I shivered slightly, remembering the cold floors, the rough rope, the metal, the endless hours of being made to prove I could survive. "I wasn't a child. I was a soldier before I knew what it meant to be human. I was a weapon before I even knew how to play."
Her thumb pressed harder against my skin. I let the shiver pass over me. "And yet you're here," she said softly. "Alive. You survived it all."
I gave a bitter laugh. "Survived… yes. But it's left me hollow. Scarred. Guarded. Trained to hide everything that makes me feel alive. Every time I trusted… every time I let someone in… I thought, 'This could be the one that breaks me.'"
I opened my eyes fully, meeting hers. "And now… you're here."
Her gaze held mine unwaveringly. "I don't care about your scars, Alex. I care about you. The real you. The you that's tired of surviving alone. The you that's human."
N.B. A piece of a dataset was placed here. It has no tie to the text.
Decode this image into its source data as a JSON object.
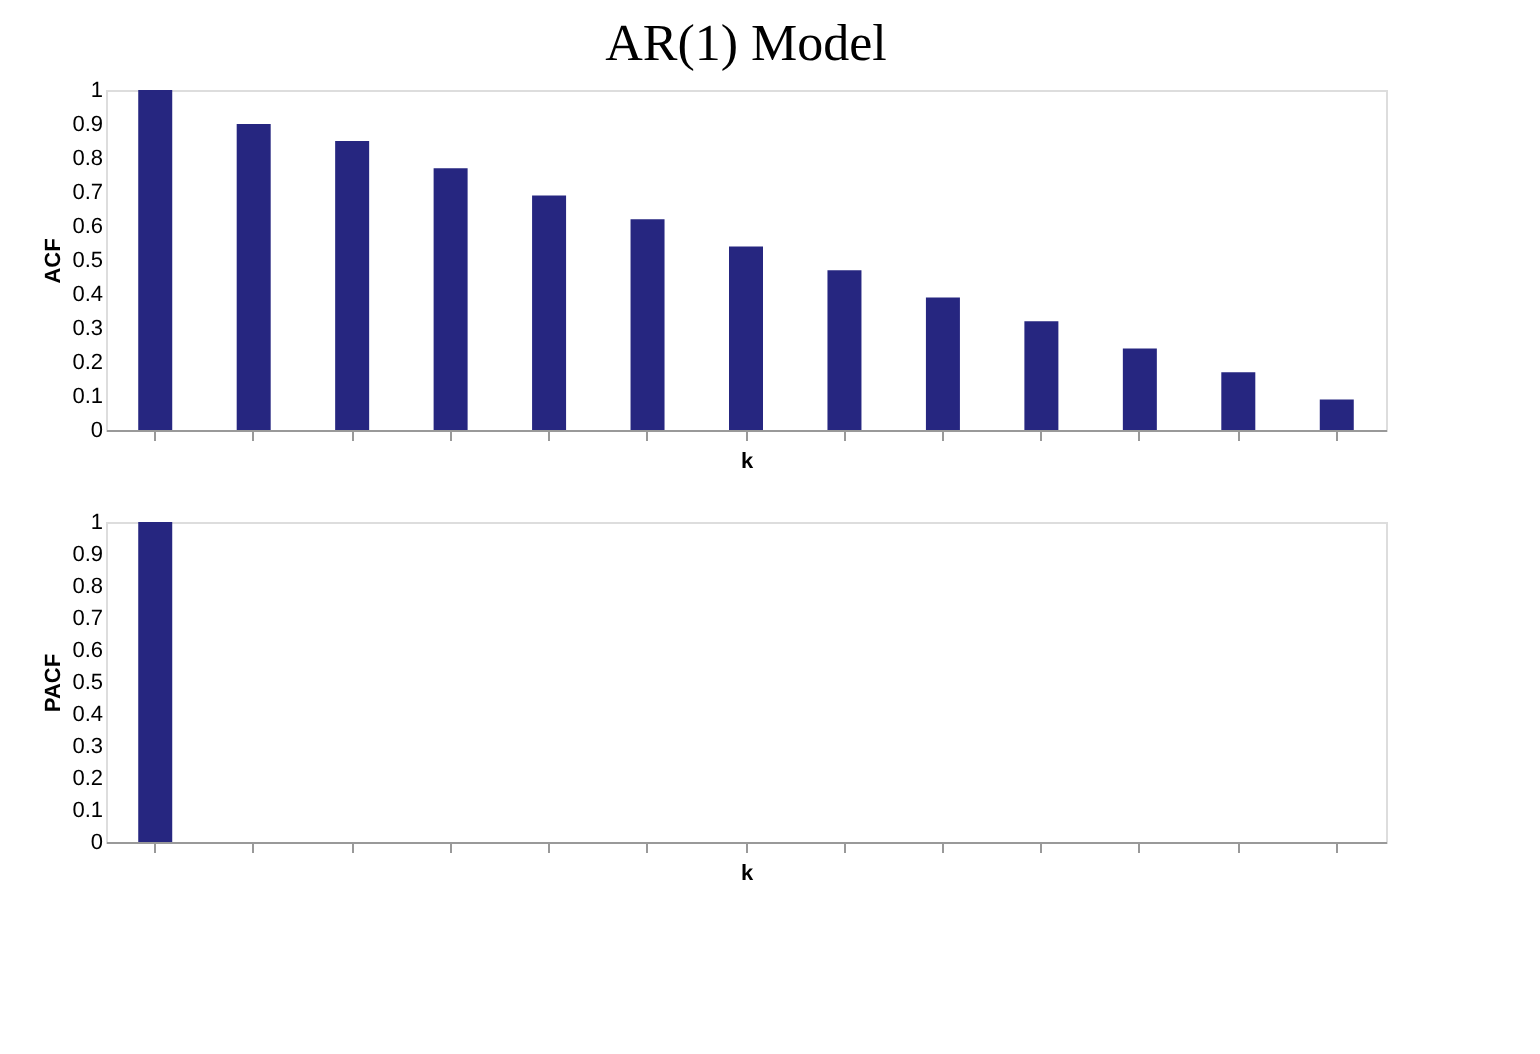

I wanted to tell her she couldn't. That she didn't understand what she was asking. But the truth… the truth was that I had spent my life needing someone to see the real me. And for the first time, I felt like she did.
"I wanted to be strong," I whispered, "to bear it all without falling apart. But now… now I don't have to pretend in front of you. I can just… be. Broken, scarred, human."
Her lips brushed my hand. Her warmth, her presence… it was everything I hadn't realized I'd been starving for.
"I don't deserve you," I said, voice cracking. "And yet… I can't imagine walking away. Not now."
"You don't need to deserve me," she murmured. "You just need to be here."
And in that moment, the weight of the past—the pain, the scars, the family legacy—was still there, still heavy, but softened, just enough, by the fragile, beautiful certainty that she was staying. That she was choosing to be part of this broken, scarred life with me.
And I… I finally let myself breathe.